I believe that one of the most popular Python domains that benefit from "abusing" indexes is data analysis in the numpy/Pandas world. I am not familiar enough with Pandas to make useful speculation on how named indexes could enhance the usage of dataframes, - maybe someone more familiar can come up with suggestions on how this syntax could be useful? On Fri, 10 Jul 2020 at 09:24, Ricky Teachey <ricky@teachey.org> wrote:
On Fri, Jul 10, 2020, 6:54 AM Jonathan Fine <jfine2358@gmail.com> wrote:
Hi All
SUMMARY This is a longish post. It looks at the idea in general terms, and outlines a way to get the desired semantics (by not syntax) with Python as it is today. And this would be forward compatible with the new syntax, if provided later.
This post was filled with inspiring ideas for me. Thank you.
PRESENT I like the idea of allowing >>> d[1, 2, 3, a=4, b=5] and will explore it further.
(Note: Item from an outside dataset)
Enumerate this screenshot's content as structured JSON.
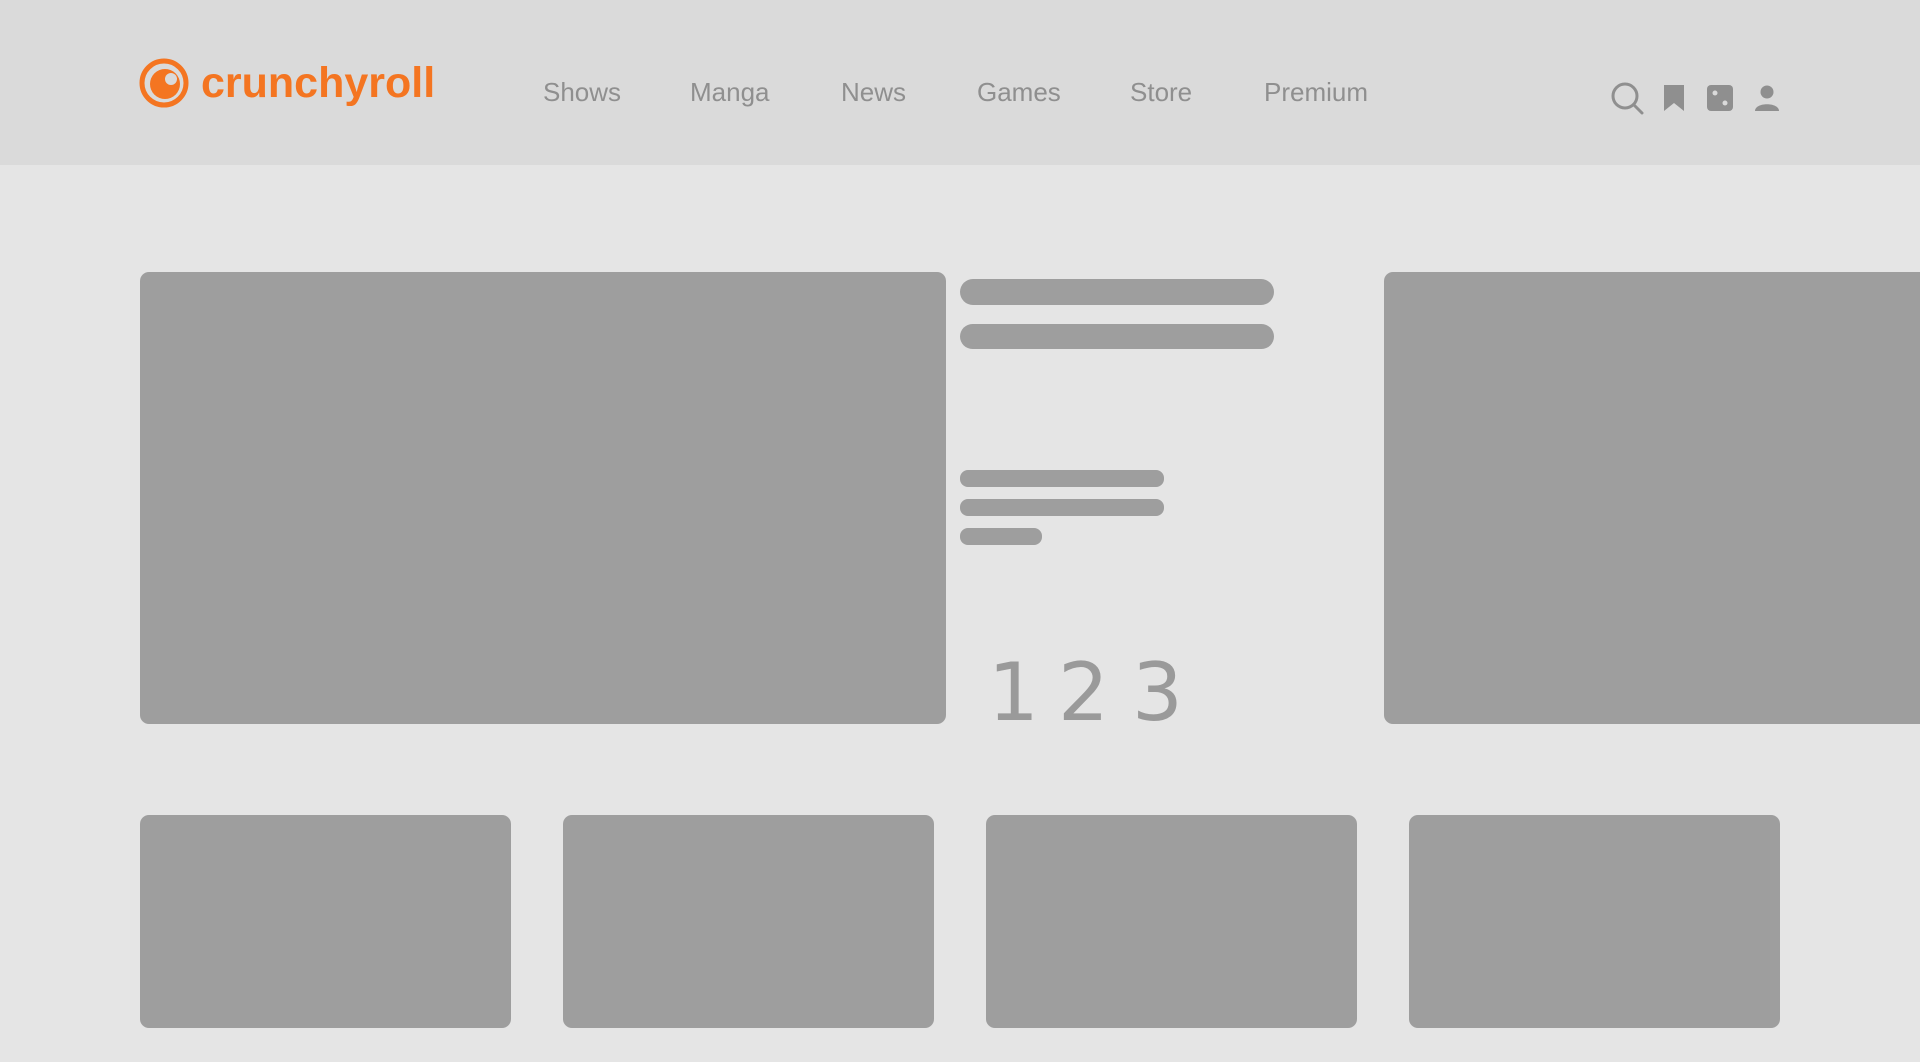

First, we can already write >>> f(1, 2, 3, a=4, b=5) but that only works for the get operation. For set the present behaviour is >>> f(1, 2, 3, a=4, b=5) = None SyntaxError: can't assign to function call and I see no good reason to change that.
Going further, I'd say that allowing both >>> d[something] = value >>> value = d[something] is essential to the difference between f(something) and d[something]. Both are expressions, but only one of them can be assigned to.
Here goes. First syntax. >>> value = d[K(1, 2, 3, a=4, b=5)] >>> d[K(1, 2, 3, a=4, b=5)] = value
My mind instantly went to the idea of using this syntax as a way write single line mathematical function definitions:
f[x, y] = x + y
The example function doesn't even require the suggested K() object since no kwargs or defaults are used.
Of course one would need to instantiate any these single line functions using a little bit of boilerplate up top. But this could be when you provide the docstring:
f = MathFunction("Simple math function") f[x, y] = x + y
And calling them would use a different bracket type (parentheses):
f(1,2) 3
...but these are surmountable hurdles.